Somali Rapist: “You Cannot Be a Virgin Because You Are White”
Phil Winter, Hull Daily Mail, February 8, 2018
A rapist held a sharp piece of wood to a teenage girl’s throat and told her “my country would love you” in a horrifying attack.
Ahmed Abdoule, 33, of west Hull, told the girl it was impossible she could be a virgin “because she was white”.
He also pulled her top over her head so he did not have to look at her while he raped her.
Hull Crown Court heard the girl “pleaded” with Abdoule to let her go during the horrifying ordeal.
The court heard Abdoule, a Somalian national, was known to the woman and took her to his home.
Once inside, Abdoule “locked the door” as the girl “cried and pleaded” with him to let her go.
Abdoule “jabbed a sharp piece of wood into her stomach” as he forced her upstairs, and then held the weapon against her throat as he raped her.
Judge Mark Bury told Abdoule: “She told you she was a virgin to try and get you to stop.
“You said to her, ‘You cannot be, you are white’.
“You told her not to look at you, and pulled her top over her face, telling her you did not want to see her while you were raping her.”
After he had raped her, Abdoule told his victim he had “liked it,” and that she was “not the only girl who was going to get punished”.
He also said to her: “My country would love you.”
When he dropped the teenager off a distance away from his home, Abdoule gave her a new top to wear, and told her “to cherish it”.

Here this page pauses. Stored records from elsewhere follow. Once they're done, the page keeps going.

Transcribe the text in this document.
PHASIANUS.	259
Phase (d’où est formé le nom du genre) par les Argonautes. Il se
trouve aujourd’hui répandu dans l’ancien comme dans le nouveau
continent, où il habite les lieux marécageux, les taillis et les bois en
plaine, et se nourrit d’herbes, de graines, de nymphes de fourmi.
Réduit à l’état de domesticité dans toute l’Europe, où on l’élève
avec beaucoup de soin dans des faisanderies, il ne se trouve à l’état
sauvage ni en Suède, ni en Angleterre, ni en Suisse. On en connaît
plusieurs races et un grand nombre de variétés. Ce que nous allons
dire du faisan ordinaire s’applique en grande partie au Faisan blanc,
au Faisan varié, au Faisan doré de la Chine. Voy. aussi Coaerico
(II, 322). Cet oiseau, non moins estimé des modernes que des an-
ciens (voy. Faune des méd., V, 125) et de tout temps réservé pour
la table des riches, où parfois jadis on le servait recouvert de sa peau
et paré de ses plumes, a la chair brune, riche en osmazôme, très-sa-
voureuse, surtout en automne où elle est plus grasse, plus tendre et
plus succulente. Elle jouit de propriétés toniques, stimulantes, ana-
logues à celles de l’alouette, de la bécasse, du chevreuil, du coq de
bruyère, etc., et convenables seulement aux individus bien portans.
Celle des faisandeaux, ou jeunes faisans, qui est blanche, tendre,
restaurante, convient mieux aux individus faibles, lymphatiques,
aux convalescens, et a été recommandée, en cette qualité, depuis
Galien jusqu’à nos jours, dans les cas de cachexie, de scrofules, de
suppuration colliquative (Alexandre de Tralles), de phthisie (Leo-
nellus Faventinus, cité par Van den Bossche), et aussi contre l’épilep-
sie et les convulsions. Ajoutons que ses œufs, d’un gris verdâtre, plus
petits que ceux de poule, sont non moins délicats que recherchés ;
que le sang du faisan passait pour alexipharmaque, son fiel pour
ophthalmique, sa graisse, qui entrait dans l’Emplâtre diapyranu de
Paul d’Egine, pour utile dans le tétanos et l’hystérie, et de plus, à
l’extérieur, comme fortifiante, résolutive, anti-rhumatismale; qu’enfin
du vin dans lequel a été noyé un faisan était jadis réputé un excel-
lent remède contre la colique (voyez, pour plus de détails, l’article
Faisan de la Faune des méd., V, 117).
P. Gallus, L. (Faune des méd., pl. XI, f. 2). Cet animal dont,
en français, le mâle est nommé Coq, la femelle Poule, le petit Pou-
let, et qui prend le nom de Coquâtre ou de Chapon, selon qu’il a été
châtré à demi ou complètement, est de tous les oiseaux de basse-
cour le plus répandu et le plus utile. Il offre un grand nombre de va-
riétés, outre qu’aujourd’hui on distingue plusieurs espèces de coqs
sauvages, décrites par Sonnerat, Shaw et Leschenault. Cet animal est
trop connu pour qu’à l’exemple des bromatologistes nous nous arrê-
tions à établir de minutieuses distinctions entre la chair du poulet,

He also told her he would kill her if she told anyone what had happened.
Abdoule denied rape, but was found guilty after a trial and was sentenced to 11 years in prison.
In a victim statement, the teenager said she still did not feel safe in her own home.
She said: “I don’t seem able to talk to boys or men anymore, as I feel uneasy doing so.
“Mum lets me go a bit further from the house than last summer, but I always let her know where I am.
“I used to go missing and stay out late, and mum used to nag me, telling me stuff could happen to me.
“I never listened. She was right.”
The victim’s mum also wrote a statement.
In it, she said she felt she had “failed her as a mum.”
She said: “I feel guilty about what happened. It is my job to protect my daughter, and although I did the best I could I have failed her in the end.
“Even when she goes to the shops now I do not like it.”